A federal appeals court previously held that Shira Perlmutter could stay on as register of copyrights during the appeals process.
The Trump administration on Oct. 27 asked the U.S. Supreme Court to uphold the firing of the director of the U.S. Copyright Office, Shira Perlmutter.
The Copyright Office, a separate department of the Library of Congress, registers copyright claims, stores information about copyright ownership, gives information to the public, and helps Congress and other government offices with copyright-related matters.
The federal government’s emergency application seeks to uphold Perlmutter’s firing after the U.S. Court of Appeals for the District of Columbia Circuit ruled against the government earlier this year.
Perlmutter sued the Trump administration after she was fired in May, arguing the termination—communicated via email—violated federal law.
“The administration’s attempts to remove Ms. Perlmutter as the Register of Copyrights are blatantly unlawful,” the lawsuit said. “Congress vested the Librarian of Congress—not the president—with the power to appoint and, therefore, to remove, the Register of Copyrights.”

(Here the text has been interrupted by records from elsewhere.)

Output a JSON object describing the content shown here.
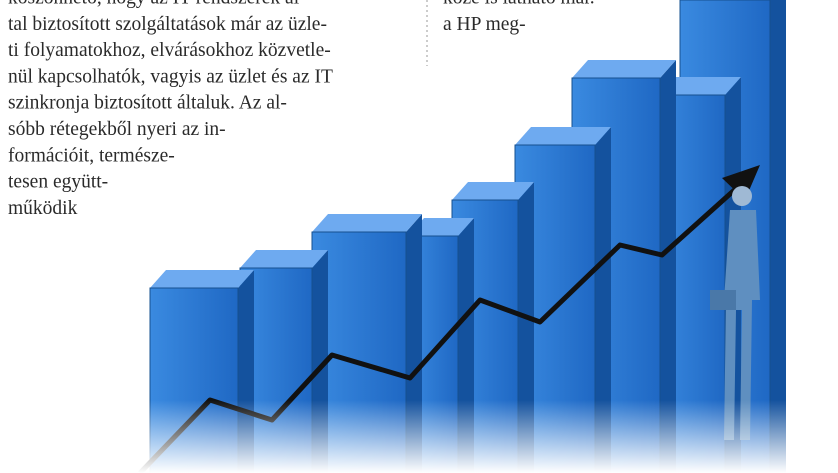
{
  "left_column": {
    "lines": [
      "köszönhető, hogy az IT-rendszerek ál-",
      "tal biztosított szolgáltatások már az üzle-",
      "ti folyamatokhoz, elvárásokhoz közvetle-",
      "nül kapcsolhatók, vagyis az üzlet és az IT",
      "szinkronja biztosított általuk. Az al-",
      "sóbb rétegekből nyeri az in-",
      "formációit, természe-",
      "tesen együtt-",
      "működik"
    ]
  },
  "right_column": {
    "lines": [
      "közé is látható már.",
      "a HP meg-"
    ]
  }
}
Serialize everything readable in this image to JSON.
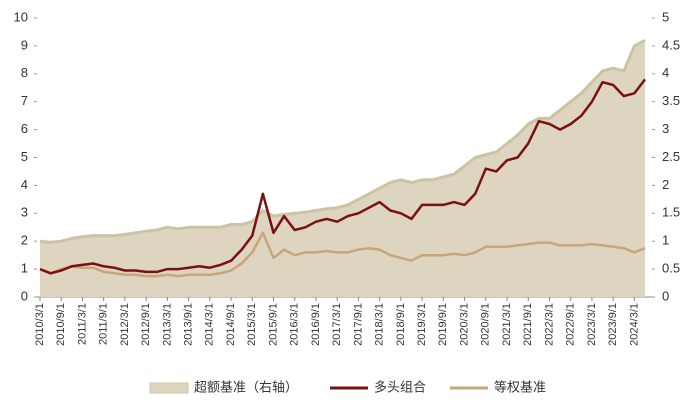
{
  "chart_data": {
    "type": "line",
    "x": [
      "2010/3/1",
      "2010/6/1",
      "2010/9/1",
      "2010/12/1",
      "2011/3/1",
      "2011/6/1",
      "2011/9/1",
      "2011/12/1",
      "2012/3/1",
      "2012/6/1",
      "2012/9/1",
      "2012/12/1",
      "2013/3/1",
      "2013/6/1",
      "2013/9/1",
      "2013/12/1",
      "2014/3/1",
      "2014/6/1",
      "2014/9/1",
      "2014/12/1",
      "2015/3/1",
      "2015/6/1",
      "2015/9/1",
      "2015/12/1",
      "2016/3/1",
      "2016/6/1",
      "2016/9/1",
      "2016/12/1",
      "2017/3/1",
      "2017/6/1",
      "2017/9/1",
      "2017/12/1",
      "2018/3/1",
      "2018/6/1",
      "2018/9/1",
      "2018/12/1",
      "2019/3/1",
      "2019/6/1",
      "2019/9/1",
      "2019/12/1",
      "2020/3/1",
      "2020/6/1",
      "2020/9/1",
      "2020/12/1",
      "2021/3/1",
      "2021/6/1",
      "2021/9/1",
      "2021/12/1",
      "2022/3/1",
      "2022/6/1",
      "2022/9/1",
      "2022/12/1",
      "2023/3/1",
      "2023/6/1",
      "2023/9/1",
      "2023/12/1",
      "2024/3/1",
      "2024/6/1"
    ],
    "xlim": [
      "2010/3/1",
      "2024/6/1"
    ],
    "xticks": [
      "2010/3/1",
      "2010/9/1",
      "2011/3/1",
      "2011/9/1",
      "2012/3/1",
      "2012/9/1",
      "2013/3/1",
      "2013/9/1",
      "2014/3/1",
      "2014/9/1",
      "2015/3/1",
      "2015/9/1",
      "2016/3/1",
      "2016/9/1",
      "2017/3/1",
      "2017/9/1",
      "2018/3/1",
      "2018/9/1",
      "2019/3/1",
      "2019/9/1",
      "2020/3/1",
      "2020/9/1",
      "2021/3/1",
      "2021/9/1",
      "2022/3/1",
      "2022/9/1",
      "2023/3/1",
      "2023/9/1",
      "2024/3/1"
    ],
    "ylim": [
      0,
      10
    ],
    "yticks": [
      0,
      1,
      2,
      3,
      4,
      5,
      6,
      7,
      8,
      9,
      10
    ],
    "y2lim": [
      0,
      5
    ],
    "y2ticks": [
      0,
      0.5,
      1,
      1.5,
      2,
      2.5,
      3,
      3.5,
      4,
      4.5,
      5
    ],
    "legend": "bottom",
    "series": [
      {
        "name": "超额基准（右轴）",
        "color": "#ddd5bf",
        "axis": "y2",
        "area": true,
        "values": [
          1.0,
          0.98,
          1.0,
          1.05,
          1.08,
          1.1,
          1.1,
          1.1,
          1.12,
          1.15,
          1.18,
          1.2,
          1.25,
          1.22,
          1.25,
          1.25,
          1.25,
          1.25,
          1.3,
          1.3,
          1.35,
          1.55,
          1.45,
          1.48,
          1.5,
          1.52,
          1.55,
          1.58,
          1.6,
          1.65,
          1.75,
          1.85,
          1.95,
          2.05,
          2.1,
          2.05,
          2.1,
          2.1,
          2.15,
          2.2,
          2.35,
          2.5,
          2.55,
          2.6,
          2.75,
          2.9,
          3.1,
          3.2,
          3.2,
          3.35,
          3.5,
          3.65,
          3.85,
          4.05,
          4.1,
          4.05,
          4.5,
          4.6
        ]
      },
      {
        "name": "多头组合",
        "color": "#7a1010",
        "values": [
          1.0,
          0.85,
          0.95,
          1.1,
          1.15,
          1.2,
          1.1,
          1.05,
          0.95,
          0.95,
          0.9,
          0.9,
          1.0,
          1.0,
          1.05,
          1.1,
          1.05,
          1.15,
          1.3,
          1.7,
          2.2,
          3.7,
          2.3,
          2.9,
          2.4,
          2.5,
          2.7,
          2.8,
          2.7,
          2.9,
          3.0,
          3.2,
          3.4,
          3.1,
          3.0,
          2.8,
          3.3,
          3.3,
          3.3,
          3.4,
          3.3,
          3.7,
          4.6,
          4.5,
          4.9,
          5.0,
          5.5,
          6.3,
          6.2,
          6.0,
          6.2,
          6.5,
          7.0,
          7.7,
          7.6,
          7.2,
          7.3,
          7.8
        ]
      },
      {
        "name": "等权基准",
        "color": "#c9a57a",
        "values": [
          1.0,
          0.85,
          1.0,
          1.1,
          1.05,
          1.05,
          0.9,
          0.85,
          0.8,
          0.8,
          0.75,
          0.75,
          0.8,
          0.75,
          0.8,
          0.8,
          0.8,
          0.85,
          0.95,
          1.2,
          1.6,
          2.3,
          1.4,
          1.7,
          1.5,
          1.6,
          1.6,
          1.65,
          1.6,
          1.6,
          1.7,
          1.75,
          1.7,
          1.5,
          1.4,
          1.3,
          1.5,
          1.5,
          1.5,
          1.55,
          1.5,
          1.6,
          1.8,
          1.8,
          1.8,
          1.85,
          1.9,
          1.95,
          1.95,
          1.85,
          1.85,
          1.85,
          1.9,
          1.85,
          1.8,
          1.75,
          1.6,
          1.75
        ]
      }
    ]
  }
}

President Donald Trump also fired Librarian of Congress Carla Hayden on May 8, two days before removing Perlmutter. Hayden did not challenge her dismissal. The president appointed Deputy Attorney General Todd Blanche as acting librarian—an appointment Perlmutter argues is unlawful because the Library of Congress is not an executive agency and is not governed by the Federal Vacancies Reform Act.
Perlmutter, who was appointed by Hayden in 2020, said Trump’s decision to install Blanche and his associates violated separation-of-powers principles and usurped Congress’s authority. The separation of powers is a constitutional doctrine that divides the government into three branches, preventing any single branch from accumulating too much power.

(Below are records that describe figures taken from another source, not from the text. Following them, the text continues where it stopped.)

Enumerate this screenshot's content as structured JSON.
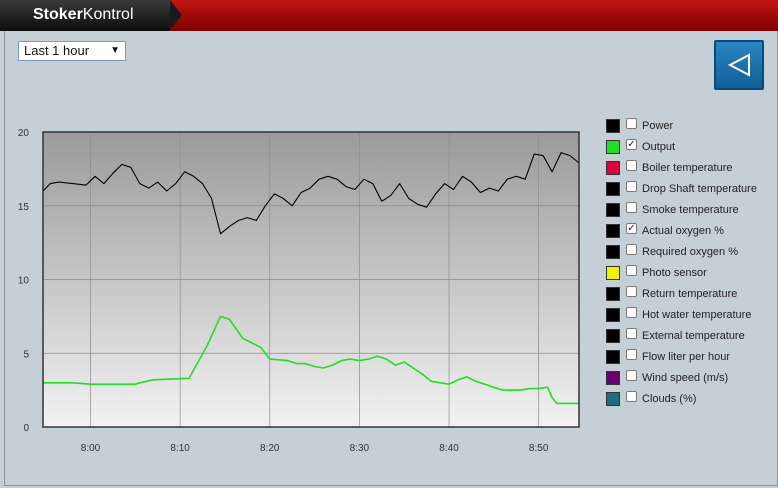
{
  "app": {
    "title_bold": "Stoker",
    "title_light": "Kontrol"
  },
  "range_select": {
    "value": "Last 1 hour",
    "arrow": "▼"
  },
  "back_button": {
    "icon": "back-triangle-icon"
  },
  "legend": [
    {
      "label": "Power",
      "color": "#000000",
      "checked": false
    },
    {
      "label": "Output",
      "color": "#22dd22",
      "checked": true
    },
    {
      "label": "Boiler temperature",
      "color": "#e0003c",
      "checked": false
    },
    {
      "label": "Drop Shaft temperature",
      "color": "#000000",
      "checked": false
    },
    {
      "label": "Smoke temperature",
      "color": "#000000",
      "checked": false
    },
    {
      "label": "Actual oxygen %",
      "color": "#000000",
      "checked": true
    },
    {
      "label": "Required oxygen %",
      "color": "#000000",
      "checked": false
    },
    {
      "label": "Photo sensor",
      "color": "#f2f200",
      "checked": false
    },
    {
      "label": "Return temperature",
      "color": "#000000",
      "checked": false
    },
    {
      "label": "Hot water temperature",
      "color": "#000000",
      "checked": false
    },
    {
      "label": "External temperature",
      "color": "#000000",
      "checked": false
    },
    {
      "label": "Flow liter per hour",
      "color": "#000000",
      "checked": false
    },
    {
      "label": "Wind speed (m/s)",
      "color": "#6a0070",
      "checked": false
    },
    {
      "label": "Clouds (%)",
      "color": "#1c6e78",
      "checked": false
    }
  ],
  "chart_data": {
    "type": "line",
    "xlabel": "",
    "ylabel": "",
    "ylim": [
      0,
      20
    ],
    "yticks": [
      0,
      5,
      10,
      15,
      20
    ],
    "xlim": [
      -5.3,
      54.5
    ],
    "xtick_values": [
      0,
      10,
      20,
      30,
      40,
      50
    ],
    "xtick_labels": [
      "8:00",
      "8:10",
      "8:20",
      "8:30",
      "8:40",
      "8:50"
    ],
    "grid": true,
    "series": [
      {
        "name": "Actual oxygen %",
        "color": "#000000",
        "x": [
          -5.3,
          -4.5,
          -3.5,
          -2,
          -0.5,
          0.5,
          1.5,
          2.5,
          3.5,
          4.5,
          5.5,
          6.5,
          7.5,
          8.5,
          9.5,
          10.5,
          11.5,
          12.5,
          13.5,
          14.5,
          15.5,
          16.5,
          17.5,
          18.5,
          19.5,
          20.5,
          21.5,
          22.5,
          23.5,
          24.5,
          25.5,
          26.5,
          27.5,
          28.5,
          29.5,
          30.5,
          31.5,
          32.5,
          33.5,
          34.5,
          35.5,
          36.5,
          37.5,
          38.5,
          39.5,
          40.5,
          41.5,
          42.5,
          43.5,
          44.5,
          45.5,
          46.5,
          47.5,
          48.5,
          49.5,
          50.5,
          51.5,
          52.5,
          53.5,
          54.5
        ],
        "values": [
          16,
          16.5,
          16.6,
          16.5,
          16.4,
          17,
          16.5,
          17.2,
          17.8,
          17.6,
          16.5,
          16.2,
          16.6,
          16,
          16.5,
          17.3,
          17,
          16.5,
          15.5,
          13.1,
          13.6,
          14,
          14.2,
          14,
          15,
          15.8,
          15.5,
          15,
          15.9,
          16.2,
          16.8,
          17,
          16.8,
          16.3,
          16.1,
          16.8,
          16.5,
          15.3,
          15.7,
          16.5,
          15.5,
          15.1,
          14.9,
          15.8,
          16.5,
          16.1,
          17,
          16.6,
          15.9,
          16.2,
          16,
          16.8,
          17,
          16.8,
          18.5,
          18.4,
          17.3,
          18.6,
          18.4,
          17.9
        ]
      },
      {
        "name": "Output",
        "color": "#22dd22",
        "x": [
          -5.3,
          -2,
          0,
          5,
          5.5,
          7,
          11,
          13,
          14.5,
          15.5,
          17,
          18,
          19,
          20,
          22,
          23,
          24,
          25,
          26,
          27,
          28,
          29,
          30,
          31,
          32,
          33,
          34,
          35,
          36,
          37,
          38,
          39,
          40,
          41,
          42,
          43,
          44,
          45,
          46,
          47,
          48,
          49,
          50,
          51,
          51.5,
          52,
          53,
          54.5
        ],
        "values": [
          3,
          3,
          2.9,
          2.9,
          3,
          3.2,
          3.3,
          5.5,
          7.5,
          7.3,
          6,
          5.7,
          5.4,
          4.6,
          4.5,
          4.3,
          4.3,
          4.1,
          4,
          4.2,
          4.5,
          4.6,
          4.5,
          4.6,
          4.8,
          4.6,
          4.2,
          4.4,
          4,
          3.6,
          3.1,
          3,
          2.9,
          3.2,
          3.4,
          3.1,
          2.9,
          2.7,
          2.5,
          2.5,
          2.5,
          2.6,
          2.6,
          2.7,
          2,
          1.6,
          1.6,
          1.6
        ]
      }
    ]
  }
}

Perlmutter also alleges that Blanche’s designation of Department of Justice official Paul Perkins to assume her position had no legal basis.
Perlmutter’s lawsuit came nearly two weeks after the Copyright Office unveiled a report saying that some uses of copyrighted material to train generative artificial intelligence (AI) systems may require licensing under U.S. law. The report, issued under Perlmutter’s leadership, found that while some AI training could qualify as “fair use,” others likely would not.